LAHORE, Sept 30: The PML-N votebank is not only intact but has swelled despite the banishment of the Sharif family, a party leader said at a news conference here on Monday.
Provincial secretary-general Khwaja Saad Rafiq said the rejection of nomination papers of Mian Shahbaz Sharif and Begum Kulsoom Nawaz had angered the electorate and now they would retaliate by defeating the bullet —- a euphemism for the military regime —- with ballot on Oct 10.
The news conference was held after a meeting of all NA and provincial candidates of the party contesting on Lahore seats. They reviewed the situation in each constituency and worked out a strategy to defeat the adversaries belonging to the PML-QA.
Former foreign secretary-general Akram Zaki, who is also a candidate from NA-125, and provincial information secretary Zaeem Qadri were also present.
Saad said people wanted the change of government and they would express their desire through vote on the day of elections.
The PML-N, he said, was receiving support from voters and the party believed that it would win all the eight NA seats on which it had put up its candidates in Lahore after making adjustments on the other four.
The participants decided to hold one major public meeting in every NA constituency of the provincial metropolis. The first meeting would be held on Oct 2 and the last one on Oct 8.
Saad reiterated the allegation that the regime was bent upon hijacking the elections and it was for this reason that the polling scheme had not been reviewed despite complaints by his party. Establishment of as many as 12 polling stations in one building, and failure of the relevant authorities to provide the PML-N a polling scheme despite several reminders, spoke volumes of the designs of the regime and its determination to get desired results at all costs.

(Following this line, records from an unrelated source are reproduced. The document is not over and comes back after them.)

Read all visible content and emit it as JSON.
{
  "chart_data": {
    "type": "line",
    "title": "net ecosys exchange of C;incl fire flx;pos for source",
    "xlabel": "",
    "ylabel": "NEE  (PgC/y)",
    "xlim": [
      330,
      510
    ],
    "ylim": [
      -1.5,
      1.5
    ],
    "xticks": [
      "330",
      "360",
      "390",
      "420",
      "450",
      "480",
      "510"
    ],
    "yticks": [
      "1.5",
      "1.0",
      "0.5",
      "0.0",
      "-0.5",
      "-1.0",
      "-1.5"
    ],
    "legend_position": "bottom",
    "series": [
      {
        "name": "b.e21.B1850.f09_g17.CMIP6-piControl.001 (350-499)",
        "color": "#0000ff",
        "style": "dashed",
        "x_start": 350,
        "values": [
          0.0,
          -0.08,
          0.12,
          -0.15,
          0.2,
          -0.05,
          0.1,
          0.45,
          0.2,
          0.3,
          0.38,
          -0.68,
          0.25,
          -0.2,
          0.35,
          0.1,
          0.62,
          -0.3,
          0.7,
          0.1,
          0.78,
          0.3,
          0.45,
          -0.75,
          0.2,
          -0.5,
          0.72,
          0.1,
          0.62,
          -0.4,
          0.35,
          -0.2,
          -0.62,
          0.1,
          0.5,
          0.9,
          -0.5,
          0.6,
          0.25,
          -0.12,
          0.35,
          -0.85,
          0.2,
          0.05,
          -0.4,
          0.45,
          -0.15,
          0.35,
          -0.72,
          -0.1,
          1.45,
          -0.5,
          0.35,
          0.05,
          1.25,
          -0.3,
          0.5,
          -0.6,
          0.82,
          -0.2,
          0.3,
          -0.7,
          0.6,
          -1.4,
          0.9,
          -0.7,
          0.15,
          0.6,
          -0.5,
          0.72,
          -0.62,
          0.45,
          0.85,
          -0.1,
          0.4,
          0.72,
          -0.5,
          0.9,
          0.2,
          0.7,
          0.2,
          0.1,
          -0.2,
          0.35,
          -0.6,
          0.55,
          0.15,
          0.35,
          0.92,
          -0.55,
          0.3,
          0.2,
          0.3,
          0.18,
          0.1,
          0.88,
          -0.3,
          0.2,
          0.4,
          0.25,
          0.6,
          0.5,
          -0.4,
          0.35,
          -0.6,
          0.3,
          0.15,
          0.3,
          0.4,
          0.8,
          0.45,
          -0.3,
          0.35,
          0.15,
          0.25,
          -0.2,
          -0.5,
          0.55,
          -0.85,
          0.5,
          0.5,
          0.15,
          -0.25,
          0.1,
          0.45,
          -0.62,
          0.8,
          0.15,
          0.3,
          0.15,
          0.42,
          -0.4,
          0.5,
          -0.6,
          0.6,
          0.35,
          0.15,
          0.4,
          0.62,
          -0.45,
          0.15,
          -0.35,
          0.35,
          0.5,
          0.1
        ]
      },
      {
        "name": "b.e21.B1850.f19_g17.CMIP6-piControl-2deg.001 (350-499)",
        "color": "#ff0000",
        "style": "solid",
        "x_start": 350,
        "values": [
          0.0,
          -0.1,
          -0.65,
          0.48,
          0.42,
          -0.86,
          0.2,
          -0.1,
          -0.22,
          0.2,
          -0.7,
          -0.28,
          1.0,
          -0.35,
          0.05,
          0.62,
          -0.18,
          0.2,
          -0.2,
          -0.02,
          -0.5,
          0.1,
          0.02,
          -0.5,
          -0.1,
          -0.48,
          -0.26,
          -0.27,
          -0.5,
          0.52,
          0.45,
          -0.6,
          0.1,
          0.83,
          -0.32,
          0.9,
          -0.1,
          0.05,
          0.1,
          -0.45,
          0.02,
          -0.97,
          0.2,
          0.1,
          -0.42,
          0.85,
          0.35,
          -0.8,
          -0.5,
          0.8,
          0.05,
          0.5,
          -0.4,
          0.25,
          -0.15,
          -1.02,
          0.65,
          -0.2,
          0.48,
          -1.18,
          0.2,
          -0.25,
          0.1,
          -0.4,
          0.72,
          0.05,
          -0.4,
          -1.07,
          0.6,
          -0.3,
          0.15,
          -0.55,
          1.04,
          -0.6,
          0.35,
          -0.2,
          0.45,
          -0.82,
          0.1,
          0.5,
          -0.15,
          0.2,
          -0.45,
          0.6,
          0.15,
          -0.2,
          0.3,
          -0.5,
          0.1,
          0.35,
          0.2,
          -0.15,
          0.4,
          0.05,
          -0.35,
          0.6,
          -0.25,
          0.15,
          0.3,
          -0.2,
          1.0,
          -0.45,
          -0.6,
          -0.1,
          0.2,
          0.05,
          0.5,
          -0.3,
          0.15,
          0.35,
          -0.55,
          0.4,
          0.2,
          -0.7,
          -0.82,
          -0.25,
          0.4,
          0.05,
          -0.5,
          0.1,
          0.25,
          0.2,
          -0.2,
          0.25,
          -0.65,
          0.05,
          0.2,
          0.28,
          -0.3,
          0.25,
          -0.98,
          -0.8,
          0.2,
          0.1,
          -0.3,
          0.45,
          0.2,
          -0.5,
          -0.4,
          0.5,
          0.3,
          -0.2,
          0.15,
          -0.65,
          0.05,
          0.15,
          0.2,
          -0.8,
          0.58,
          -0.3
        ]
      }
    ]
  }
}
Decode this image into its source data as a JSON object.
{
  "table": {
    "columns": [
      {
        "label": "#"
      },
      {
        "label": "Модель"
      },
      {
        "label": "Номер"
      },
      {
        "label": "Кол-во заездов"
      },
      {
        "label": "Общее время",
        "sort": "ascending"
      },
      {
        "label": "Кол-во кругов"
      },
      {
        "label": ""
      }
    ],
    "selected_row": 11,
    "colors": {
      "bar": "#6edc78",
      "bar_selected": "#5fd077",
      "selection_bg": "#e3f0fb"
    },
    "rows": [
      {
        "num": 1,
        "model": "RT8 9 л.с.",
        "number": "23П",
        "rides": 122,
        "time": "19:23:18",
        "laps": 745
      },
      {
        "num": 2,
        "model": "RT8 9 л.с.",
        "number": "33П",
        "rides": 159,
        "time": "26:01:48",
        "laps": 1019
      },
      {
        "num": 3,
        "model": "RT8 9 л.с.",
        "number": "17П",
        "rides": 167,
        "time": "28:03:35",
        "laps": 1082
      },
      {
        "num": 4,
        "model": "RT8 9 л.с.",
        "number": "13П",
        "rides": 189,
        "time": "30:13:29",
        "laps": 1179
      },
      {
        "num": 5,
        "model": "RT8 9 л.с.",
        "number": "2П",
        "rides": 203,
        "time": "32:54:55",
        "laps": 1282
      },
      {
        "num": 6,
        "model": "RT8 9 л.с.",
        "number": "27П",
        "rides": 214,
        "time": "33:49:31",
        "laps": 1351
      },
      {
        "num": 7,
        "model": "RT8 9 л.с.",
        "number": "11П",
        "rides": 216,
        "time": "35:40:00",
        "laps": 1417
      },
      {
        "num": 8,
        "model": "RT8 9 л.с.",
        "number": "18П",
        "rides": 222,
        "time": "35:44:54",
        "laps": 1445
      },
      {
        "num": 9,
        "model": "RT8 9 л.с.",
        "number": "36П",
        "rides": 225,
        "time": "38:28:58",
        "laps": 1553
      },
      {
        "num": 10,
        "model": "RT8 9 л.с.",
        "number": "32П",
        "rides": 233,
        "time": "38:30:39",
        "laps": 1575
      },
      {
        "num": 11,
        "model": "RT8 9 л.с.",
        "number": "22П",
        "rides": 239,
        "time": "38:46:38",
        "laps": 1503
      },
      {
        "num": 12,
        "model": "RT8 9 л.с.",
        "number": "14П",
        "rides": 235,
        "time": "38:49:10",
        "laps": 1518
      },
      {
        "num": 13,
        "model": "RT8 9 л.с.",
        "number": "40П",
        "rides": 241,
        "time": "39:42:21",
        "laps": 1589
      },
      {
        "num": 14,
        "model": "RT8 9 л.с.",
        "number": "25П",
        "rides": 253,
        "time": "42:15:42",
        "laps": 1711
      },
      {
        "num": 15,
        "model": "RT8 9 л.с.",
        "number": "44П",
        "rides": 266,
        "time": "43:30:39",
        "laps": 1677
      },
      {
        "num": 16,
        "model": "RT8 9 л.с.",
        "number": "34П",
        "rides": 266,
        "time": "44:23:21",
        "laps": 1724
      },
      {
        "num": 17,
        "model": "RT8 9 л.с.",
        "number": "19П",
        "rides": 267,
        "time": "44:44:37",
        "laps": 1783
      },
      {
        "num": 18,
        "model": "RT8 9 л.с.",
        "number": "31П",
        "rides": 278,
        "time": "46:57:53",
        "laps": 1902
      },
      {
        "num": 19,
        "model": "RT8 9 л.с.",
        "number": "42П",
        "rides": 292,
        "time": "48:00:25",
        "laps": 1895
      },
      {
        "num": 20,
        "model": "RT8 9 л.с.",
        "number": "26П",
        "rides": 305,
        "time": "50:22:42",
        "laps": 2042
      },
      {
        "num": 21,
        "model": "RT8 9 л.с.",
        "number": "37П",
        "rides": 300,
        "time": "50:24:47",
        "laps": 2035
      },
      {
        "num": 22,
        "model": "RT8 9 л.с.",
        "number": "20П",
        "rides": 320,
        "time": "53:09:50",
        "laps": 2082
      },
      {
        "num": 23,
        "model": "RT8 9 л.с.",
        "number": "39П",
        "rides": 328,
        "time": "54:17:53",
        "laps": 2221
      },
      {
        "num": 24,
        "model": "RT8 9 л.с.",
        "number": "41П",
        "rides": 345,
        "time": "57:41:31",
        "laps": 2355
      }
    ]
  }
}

Saad said his party would be filing a petition before a court on Tuesday against this matter.
Akram Zaki said through ballot the electorate would give their verdict whether they would like to see Pakistan an Islamic welfare state, as envisioned by the Quaid-i-Azam, or a secular state, as being moulded by the present rulers.
Also, he said, voters would speak out whether the country should have a federal parliamentary system in which powers rested with the elected representatives, or a presidential system —- as in vogue now —- when the authority vested in one person and that, too, a military dictator.
With the concentration of all powers by Gen Musharraf, Akram Zaki said, a sense of deprivation among provinces was deepening and threat to the country’s security heightening.
He was critical of the regime for first shelving as unnecessary all major projects launched by the Sharif government and then reviving them all and giving an impression as if they had been conceived by the present rulers.
He dismissed as absurd his rival Humayun Akhtar Khan’s assertion that the PML-N candidate was an imported one. He said Humayun himself had been changing seats in Lahore and then was sent to Rahim Yar Khan. His candidacy from Lahore for the 2002 elections showed that he was an imported candidate and not him (Zaki).